Lily stood. “I don’t want peace. I want distance.”
But Jace didn’t deal in distance. He dealt in leverage.
That evening, a package arrived. Inside: her family’s old crest, snapped in half.
A message.
She held it in her hands, eyes tracing the broken lines. The Rowan name had once stood for loyalty and protection.
Jace was trying to erase that, piece by piece.
She stepped into her training room the next morning. The scent of leather and steel grounded her. She hadn’t sparred in months. But her body remembered. Her muscle memory took over.
Each strike hit the bag with increased force. Sweat ran down her spine. Her arms ached, but the pain remained. The unease indicated to her that she was still alive.
When her mother spotted her two hours later, she was happy. She just stood at the entrance quietly. From there, she watched her daughter reignite the battle.
Lily walked back to the house strong. Inside her room, she stood in front of her human-sized mirror, a towel resting on her shoulders. Her skin flushed from exertion. She looked at her reflection steadily and shook her head slightly.

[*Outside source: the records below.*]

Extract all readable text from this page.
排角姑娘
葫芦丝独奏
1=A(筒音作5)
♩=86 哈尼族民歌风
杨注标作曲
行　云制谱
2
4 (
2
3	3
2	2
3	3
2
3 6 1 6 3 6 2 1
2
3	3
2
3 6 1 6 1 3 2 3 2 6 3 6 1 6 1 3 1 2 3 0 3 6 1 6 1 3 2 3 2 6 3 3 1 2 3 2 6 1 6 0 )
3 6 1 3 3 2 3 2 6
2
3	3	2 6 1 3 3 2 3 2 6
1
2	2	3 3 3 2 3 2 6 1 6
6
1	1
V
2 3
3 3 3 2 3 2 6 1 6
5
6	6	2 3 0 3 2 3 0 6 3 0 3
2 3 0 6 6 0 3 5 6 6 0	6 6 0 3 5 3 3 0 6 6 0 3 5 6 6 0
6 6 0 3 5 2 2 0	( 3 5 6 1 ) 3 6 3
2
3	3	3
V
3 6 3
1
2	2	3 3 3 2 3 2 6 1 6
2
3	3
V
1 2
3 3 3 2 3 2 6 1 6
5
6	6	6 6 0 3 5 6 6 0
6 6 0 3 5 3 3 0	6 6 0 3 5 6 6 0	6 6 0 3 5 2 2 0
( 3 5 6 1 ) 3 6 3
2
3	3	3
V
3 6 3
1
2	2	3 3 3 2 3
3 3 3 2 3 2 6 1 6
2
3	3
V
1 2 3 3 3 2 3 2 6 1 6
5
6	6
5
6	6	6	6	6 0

No more tears, neither did she pity herself anymore. ''Let them talk. Let Jace scheme. I will overcome every gossip.'' She said confidently.
With that confidence, she added. ''Let the bond break. Let it bleed. I'm still here. And I'm no one’s secret, not anymore.''
Then, the wind grew stronger outside, howling through the cracks as though it had taken her vow and given it to the spirits.
A sound echoed. The noise was too intentional to be for nothing. Lily's heart raced not from fear, but from the sudden realization that she was no longer isolated.
Then came the aura, faint, familiar, and impossible. A mix of rain-soaked pine and wildfire heat. The aura of a bond that should’ve been but hadn’t.